Still, there’s one dramatic redemption story in the background of “Flight” that may have gone overlooked. A recent flurry of online chatter has pointed out striking similarities between the hard-drinking pilot in “Flight” and the narrative in one of the firsthand success stories collected at the end of the Alcoholics Anonymous bible, known as The Big Book. In the narrative, a successful commercial airline pilot was discovered flying drunk, lost his license, spent eighteen months in jail, sobered up, and eventually worked his way back into the cockpit.
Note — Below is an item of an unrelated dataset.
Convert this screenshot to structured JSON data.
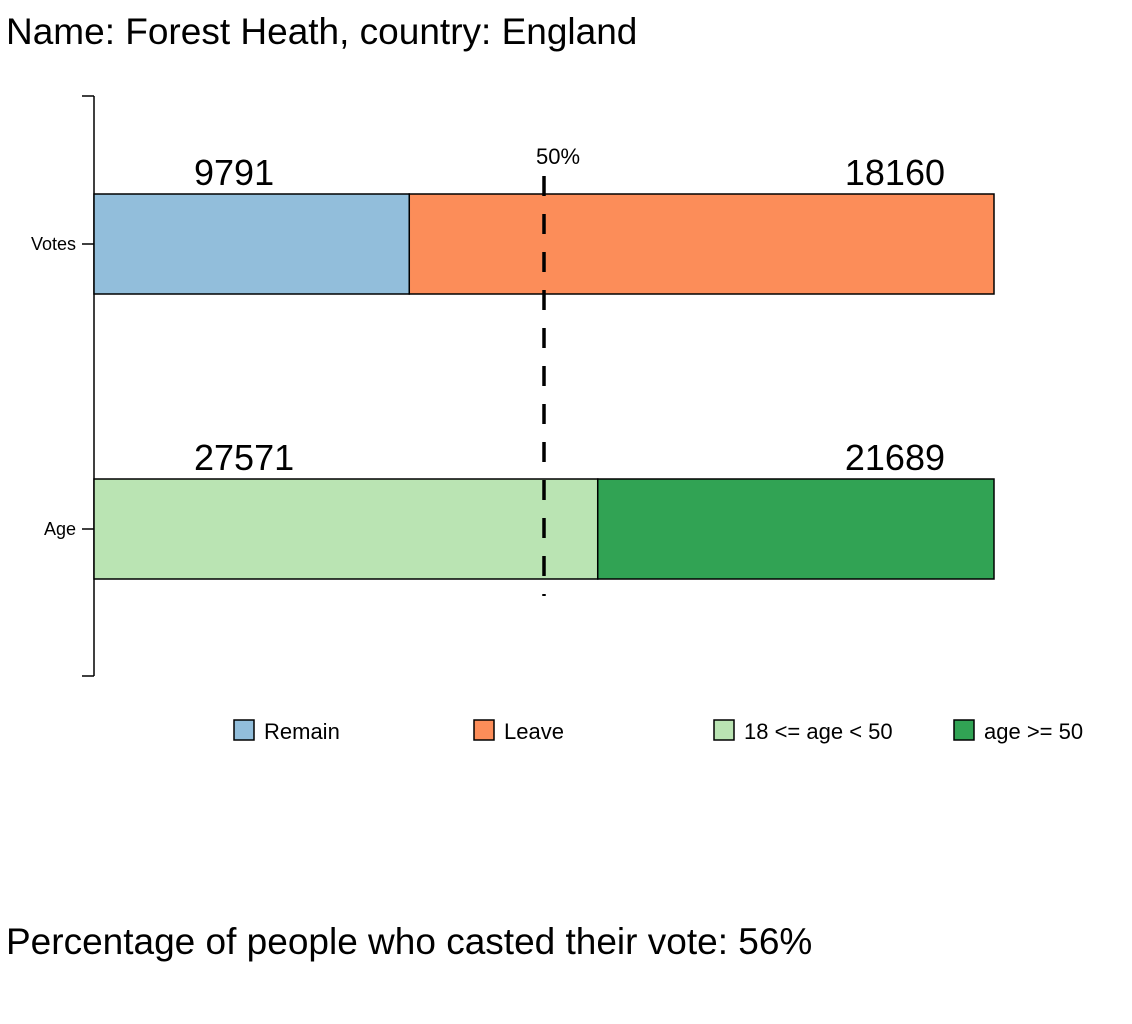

By no means is anyone suggesting that “Flight” screenwriter John Gatins didn’t give credit where it was due or that his screenplay should compete for the “Best Adapted” Oscar instead of taking its place among the originals. The drunken pilot has become an hoary cliché that evokes images of Leslie Nielsen and bad open mic comedy routines. But there are some fascinating parallels to be drawn between the AA narrator – a Native American who had prevailed over significant cultural and economic obstacles to succeed among the predominantly white top gun professional pilots – and the ace commercial pilot Denzel Washington plays in “Flight,” who is forced to confront his alcoholism after coming under investigation after a near-catastrophic accident raises suspicions that he may have been flying drunk.
The real revelation here has more to do with the depth and breadth of the research that goes into any original screenplay than any specific inspiration Gatins might have drawn from the various source materials he collected over the many years he spent developing this script. For instance, Gatins listened to recovered black box recordings to understand and accurately capture pilot behavior during a crisis situation. And it’s hard to imagine Gatins wouldn’t have been equally thorough in investigating how his protagonist might handle a personal crisis and apply a similar rigor to researching the culture and process of addiction recovery, which constitutes much of the film’s second and third acts.
Whether or not Gatins drew inspiration from The Big Book is somewhat beside the point. (Though, considering the number of recovering addicts in Hollywood, it’s surprising more filmmakers haven’t tapped into that trove of dramatic material.) Because we now live in an age of 360-degree pop culture transparency, in which process has become inseparable from the product, it’s only a matter of time before artists in any medium serve up a list of obscure research source materials to accompany each new release, as a kind of value-added version of DVD extras. For instance, it would have added a whole new dimension to our experience watching the first two seasons of “Mad Men” had we known that creator Matthew Weiner had based the show’s tone and moral framework on Richard Yates’ Revolutionary Road.
This full disclosure approach runs a high risk for spoiler exposure and information overload. But the potential upsides – which shine a light on an artist’s obscure passions and inspirations — are too great to ignore. What do you think about the prospect of cross-referencing an index of sources used to create the latest film or TV show?